Since we launched Google App Engine for Java back in April there has been a sizable disparity between the persistence features of Python and Java: Python had support for the != and IN operators in query filters and Java did not. With the release of SDK 1.2.8 this disparity is now gone (hooray!), but before you go rushing out to take advantage of these new operators I want to take some time to explain how the performance of queries that use these operators is a little bit different from what you're used to.

The key difference is that the datastore does not natively support != and IN. Instead, these operators are implemented in "userland." The code lives in appengine-api.jar, and it knows how to transform queries that use != and IN into queries that the datastore natively supports.
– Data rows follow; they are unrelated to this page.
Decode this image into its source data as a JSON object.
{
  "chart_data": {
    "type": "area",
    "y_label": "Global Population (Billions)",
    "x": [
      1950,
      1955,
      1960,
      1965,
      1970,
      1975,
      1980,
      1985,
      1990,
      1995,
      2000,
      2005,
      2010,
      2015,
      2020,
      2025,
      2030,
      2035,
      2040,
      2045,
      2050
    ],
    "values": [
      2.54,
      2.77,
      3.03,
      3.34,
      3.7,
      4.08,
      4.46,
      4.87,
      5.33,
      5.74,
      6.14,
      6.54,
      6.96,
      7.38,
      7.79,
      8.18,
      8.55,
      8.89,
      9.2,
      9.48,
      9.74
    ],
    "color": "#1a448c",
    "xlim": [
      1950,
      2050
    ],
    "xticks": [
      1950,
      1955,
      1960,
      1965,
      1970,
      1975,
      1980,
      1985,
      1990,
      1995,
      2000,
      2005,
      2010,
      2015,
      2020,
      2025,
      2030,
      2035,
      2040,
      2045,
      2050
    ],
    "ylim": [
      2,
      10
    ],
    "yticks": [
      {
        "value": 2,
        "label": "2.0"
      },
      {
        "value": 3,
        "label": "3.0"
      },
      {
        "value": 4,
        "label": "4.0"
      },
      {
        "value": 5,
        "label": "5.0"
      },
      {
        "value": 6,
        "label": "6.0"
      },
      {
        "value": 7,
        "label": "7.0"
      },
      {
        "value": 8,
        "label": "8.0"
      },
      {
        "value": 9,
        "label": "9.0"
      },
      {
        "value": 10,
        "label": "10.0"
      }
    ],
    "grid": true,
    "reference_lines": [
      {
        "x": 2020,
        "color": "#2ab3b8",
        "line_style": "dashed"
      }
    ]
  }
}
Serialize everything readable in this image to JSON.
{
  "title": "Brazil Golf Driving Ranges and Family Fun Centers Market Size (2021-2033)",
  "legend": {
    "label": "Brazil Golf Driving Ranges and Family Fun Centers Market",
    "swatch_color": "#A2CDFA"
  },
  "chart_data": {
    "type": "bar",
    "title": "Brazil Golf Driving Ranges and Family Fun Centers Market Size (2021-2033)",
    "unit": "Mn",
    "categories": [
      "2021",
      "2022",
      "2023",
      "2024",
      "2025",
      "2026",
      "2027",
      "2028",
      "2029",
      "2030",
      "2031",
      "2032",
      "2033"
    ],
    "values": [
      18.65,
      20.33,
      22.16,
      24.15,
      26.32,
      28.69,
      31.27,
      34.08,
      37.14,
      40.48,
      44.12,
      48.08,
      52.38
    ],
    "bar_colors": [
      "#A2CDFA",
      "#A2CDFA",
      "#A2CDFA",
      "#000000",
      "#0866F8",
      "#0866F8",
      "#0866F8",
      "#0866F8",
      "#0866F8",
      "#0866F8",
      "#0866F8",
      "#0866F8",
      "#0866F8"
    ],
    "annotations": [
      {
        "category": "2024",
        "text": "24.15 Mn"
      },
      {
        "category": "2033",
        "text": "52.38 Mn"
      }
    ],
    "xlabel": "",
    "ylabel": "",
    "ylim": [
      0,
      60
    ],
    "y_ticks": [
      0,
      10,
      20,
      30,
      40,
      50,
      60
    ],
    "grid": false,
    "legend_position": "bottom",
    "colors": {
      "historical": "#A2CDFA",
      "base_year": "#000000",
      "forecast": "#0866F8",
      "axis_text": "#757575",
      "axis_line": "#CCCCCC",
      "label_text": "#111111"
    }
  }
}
Let's look at an example. Suppose you want to issue a query that returns all people not named Max, ordered by name and age.

Under the hood, this query gets broken up into two queries. The first query returns all people whose name is lexicographically smaller than Max, ordered by name and age. The second query returns all people whose name is lexicographically larger than Max, ordered by name and age.

JPA:
select from Person where name <> "Max" order by name, age

is translated into

select from Person where name < "Max" order by name, age
select from Person where name > "Max" order by name, age

JDO:
select from Person where name != "Max" order by name, age

is translated into



select from Person where name < "Max" order by name, age 
select from Person where name > "Max" order by name, age

The results of these two queries are then merged, with the sort applied in-memory as we go. Both result sets are ordered by the same properties, so we can determine the next result to return by comparing the two results at the front of the two result sets. This makes the in-memory sort efficient. We also need to de-dupe as we go because a multi-value property may place an Entity in both result sets. The performance of this query is equivalent to the performance of the two underlying queries with some additional memory consumption because we need to maintain references to all the results we've already returned in order to de-dupe.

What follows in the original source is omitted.